To make the fried onions, in a large pot used for frying, heat canola oil to 325 degrees. Place the thinly sliced onions in a large bowl and make sure they are separated into rings. Sprinkle remaining 1 1/4 cups of flour over the onions and mix with your hands to make sure they are completely coated and separated into individual rings. Shake off excess flour and fry the rings, in batches, until they are a light brown. Drain the onions and reserve on a paper towel. Season with salt and pepper. Continue the process until all onions are cooked.
To finish the dish, preheat oven to 350 degrees. In a large mixing bowl, combine the cream of mushroom soup and the green beans. Place the mixture into a large ovenproof casserole dish and bake uncovered for 20 minutes.

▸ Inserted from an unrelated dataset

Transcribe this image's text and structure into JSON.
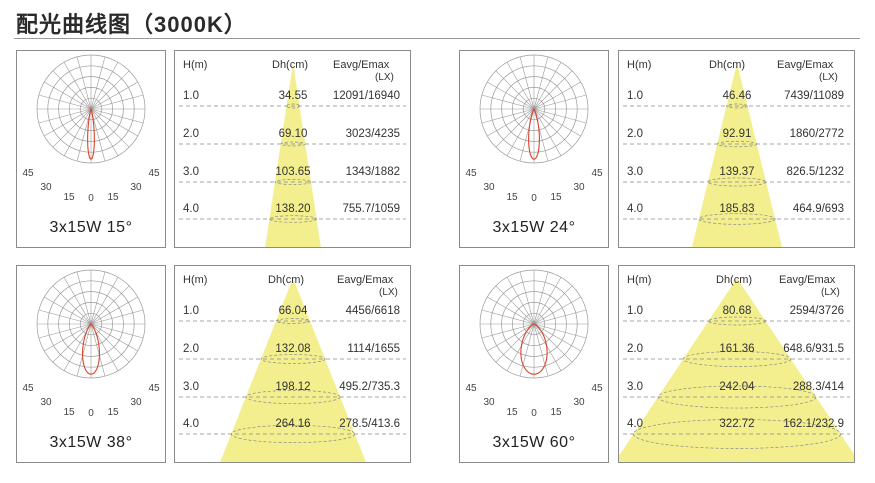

Take out of the oven, top with crispy onions and serve immediately.
Of all the recipes used on Thanksgiving, this is the one that sends many cooks reaching for the can. Canned pumpkin puree is easy, cheap and, if you find a good quality version, it's tough to tell that it came from a can. But there is something about doing it yourself that makes it all taste so much better. To be there to chop the pumpkin, roast it and puree it is to put yourself into the dish. I use a classic recipe from Mark Bittman's book How to Cook Everything (Wiley 2003). I varied the recipe to roast the pumpkin instead of boiling it, because I find that roasting vegetables brings out a natural sweetness.
Makes 1 pie
1 medium-sized sugar pumpkin, pureed
3 tablespoons granulated sugar, plus 1/2 cup
6 ounces graham crackers, broken
5 tablespoons butter, melted
2 large eggs
1/2 teaspoon ground cinnamon
1/4 teaspoon ground ginger
1/8 teaspoon freshly grated nutmeg
1/8 teaspoon ground cloves
1 1/4 cups half-and-half, cream or milk
Preheat oven to 400 degrees.
To puree the pumpkin, cut a circle around the stem, pull it out and discard. Use the cavity as a handle and peel the pumpkin with a vegetable peeler. Using a sharp and sturdy knife, cut the pumpkin in half and scrape out the seeds with an ice cream scoop or heavy spoon. Cut or scrape off any excess string and cut the pumpkin into large chunks. Toss the chunks in canola oil and put in a large ovenproof casserole dish. Roast pumpkin until it turns soft, with some browning. Puree the pumpkin, in batches if needed, in a food processor.
To make the crust, heat the oven to 350 degrees. Combine 3 tablespoons sugar and graham cracker pieces in the bowl of a food processor and process until they're finely ground. You should have about 1 1/2 cups; add or remove some if not. Slowly add the melted butter and pulse a few times until crumbs are moistened. Add a little more melted butter if necessary. Press the crumbs evenly into the bottom and sides of a pie plate.
Bake the crust for 8 to 10 minutes, just until it begins to brown. Set the pie plate on a rack, the crust will crisp as it cools. Turn the oven up to 375.
While the crust is baking, use an electric mixer or a whisk to beat the eggs with the 1/2 cup sugar, then add cinnamon, ginger, nutmeg, cloves and salt. Add the pumpkin puree, mix then add the half-and-half.
Put the pie plate with the crust on a rimmed baking sheet. Pour the pumpkin mixture into the crust all the way to the top (you might have some left over). Transfer the whole baking sheet to the oven (in case of spillover) and bake 30 to 40 minutes, until the mixture shakes like Jell-O but is still quite moist in the center. Cool on a rack until it no longer jiggles, then slice into wedges and serve, or refrigerate for a day or two.